Derived from an old English word, cob means “lump,” as these buildings often feature curved or sculpted walls.
A stiff mixture of clay-soil, straw, water and usually sand is placed in layers to create walls that can support a roof with no need for structural posts. When properly designed, constructed, and maintained, Nilsson and others say, cob homes have proven to last many centuries.
“Cob uses the same materials as adobe,” says Hammer. “But adobe walls are built with adobe bricks and mortar, whereas cob walls are stacked in integrated layers, creating a monolithic wall. That’s why cob is often called monolithic adobe.”
Like straw bale buildings, cob buildings can be relatively low cost, and easy to learn to build by eco-friendly communities as well as in developing countries where affordable material costs are paramount. Cob is also highly fire resistant—it was used for centuries to build ovens and kilns—and earthquake-safe when built to the methods outlined in the new IRC appendix.
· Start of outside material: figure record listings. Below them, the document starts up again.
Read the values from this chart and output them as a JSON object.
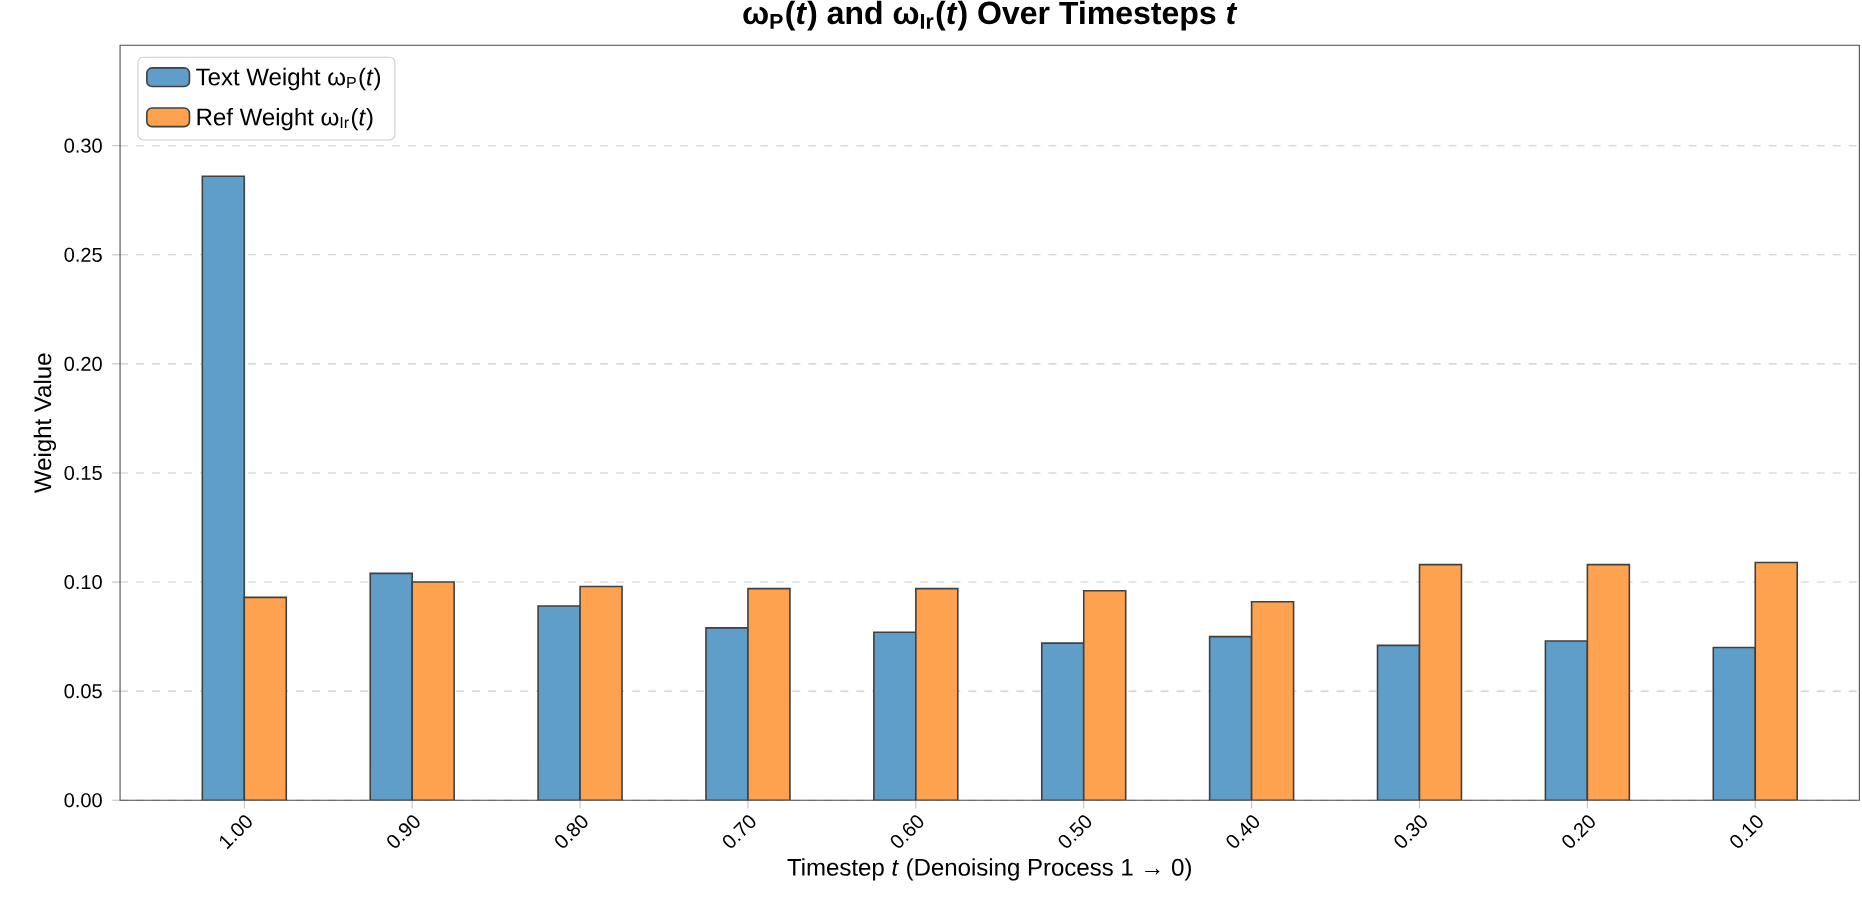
{
  "chart_data": {
    "type": "bar",
    "title": "ω$_{P}$(*t*) and ω$_{Ir}$(*t*) Over Timesteps *t*",
    "xlabel": "Timestep *t* (Denoising Process 1 → 0)",
    "ylabel": "Weight Value",
    "categories": [
      "1.00",
      "0.90",
      "0.80",
      "0.70",
      "0.60",
      "0.50",
      "0.40",
      "0.30",
      "0.20",
      "0.10"
    ],
    "series": [
      {
        "name": "Text Weight ω$_{P}$(*t*)",
        "color": "#5f9ec9",
        "values": [
          0.286,
          0.104,
          0.089,
          0.079,
          0.077,
          0.072,
          0.075,
          0.071,
          0.073,
          0.07
        ]
      },
      {
        "name": "Ref Weight ω$_{Ir}$(*t*)",
        "color": "#ffa24f",
        "values": [
          0.093,
          0.1,
          0.098,
          0.097,
          0.097,
          0.096,
          0.091,
          0.108,
          0.108,
          0.109
        ]
      }
    ],
    "ylim": [
      0,
      0.346
    ],
    "yticks": [
      {
        "value": 0,
        "label": "0.00"
      },
      {
        "value": 0.05,
        "label": "0.05"
      },
      {
        "value": 0.1,
        "label": "0.10"
      },
      {
        "value": 0.15,
        "label": "0.15"
      },
      {
        "value": 0.2,
        "label": "0.20"
      },
      {
        "value": 0.25,
        "label": "0.25"
      },
      {
        "value": 0.3,
        "label": "0.30"
      }
    ],
    "grid": "y",
    "legend": "top left"
  }
}
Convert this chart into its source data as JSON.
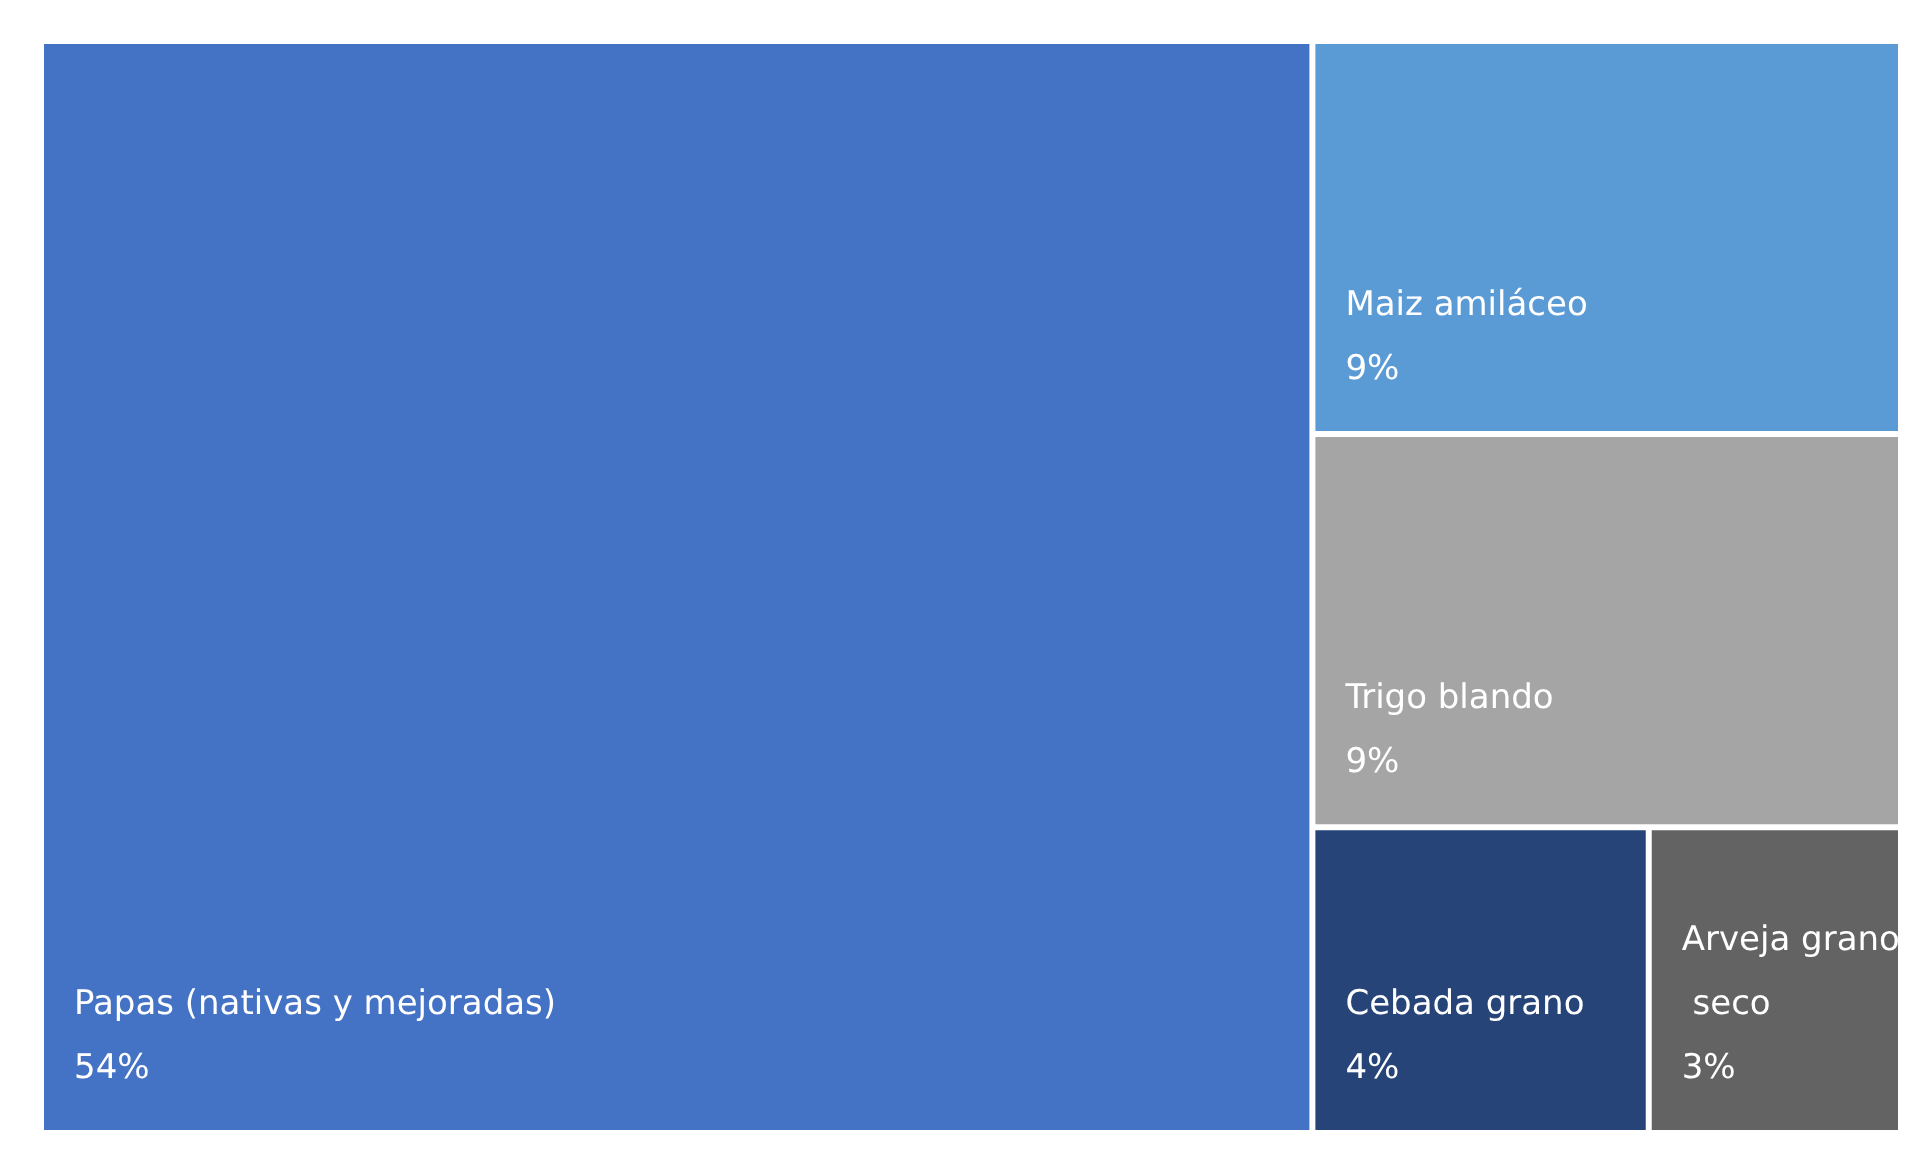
{
  "chart_data": {
    "type": "other",
    "categories": [
      "Papas (nativas y mejoradas)",
      "Trigo blando",
      "Maiz amiláceo",
      "Cebada grano",
      "Arveja grano seco"
    ],
    "values": [
      54,
      9,
      9,
      4,
      3
    ],
    "value_labels": [
      "54%",
      "9%",
      "9%",
      "4%",
      "3%"
    ],
    "colors": [
      "#4472c4",
      "#a5a5a5",
      "#5b9bd5",
      "#264478",
      "#636363"
    ]
  }
}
And, says Nilsson, cob buildings are non-toxic and environmentally friendly, often using clay-soil from the site.
Eco-friendly building
“Our conventional building materials are devastating to the environment,” she explains. “Just the production of cement alone accounts for at least five percent of all CO2 that we put into the world’s atmosphere every year.” Steel manufacturing adds another seven percent of carbon emissions, she says.
Yet, even as cob buildings have been making a comeback, the lack of a building code for cob construction has resulted in difficulty obtaining permits in most parts of the U.S.
After years of research and testing by CRI and its university partners, the Cob Construction Appendix approved in December 2019 should address that problem.
“It’s definitely something cool,” says Novara of the new code and underlying research documents that will include the names of all those, including himself, who worked with CRI to create the new code.
“Professor Aschheim set the foundation for sustainable building material testing at Santa Clara University and was essential to the eco-friendly building community,” says Novara, a Senior Project Engineer with McCarthy Building Companies.
“He exemplified the mission statement of the School of Engineering and was an inspiration to our research team and all civil engineering students who had the pleasure of working with him.”
Santa Clara University established the Mark Aschheim Memorial Award to honor his many contributions to the University, the School of Engineering, and the Civil, Environmental and Sustainable Engineering Department. The memorial fund grants a financial award to a rising senior majoring in Civil, Environmental, and Sustainable Engineering. Contributions may be sent to Santa Clara University, Office of Gifts Processing, Attention: Mark Aschheim Memorial Award, 500 El Camino Real, Santa Clara, CA 95053.
Mark Aschheim's students building cob test walls in a SCU civil engineering lab; CRI board member Anthony Dente is at far right.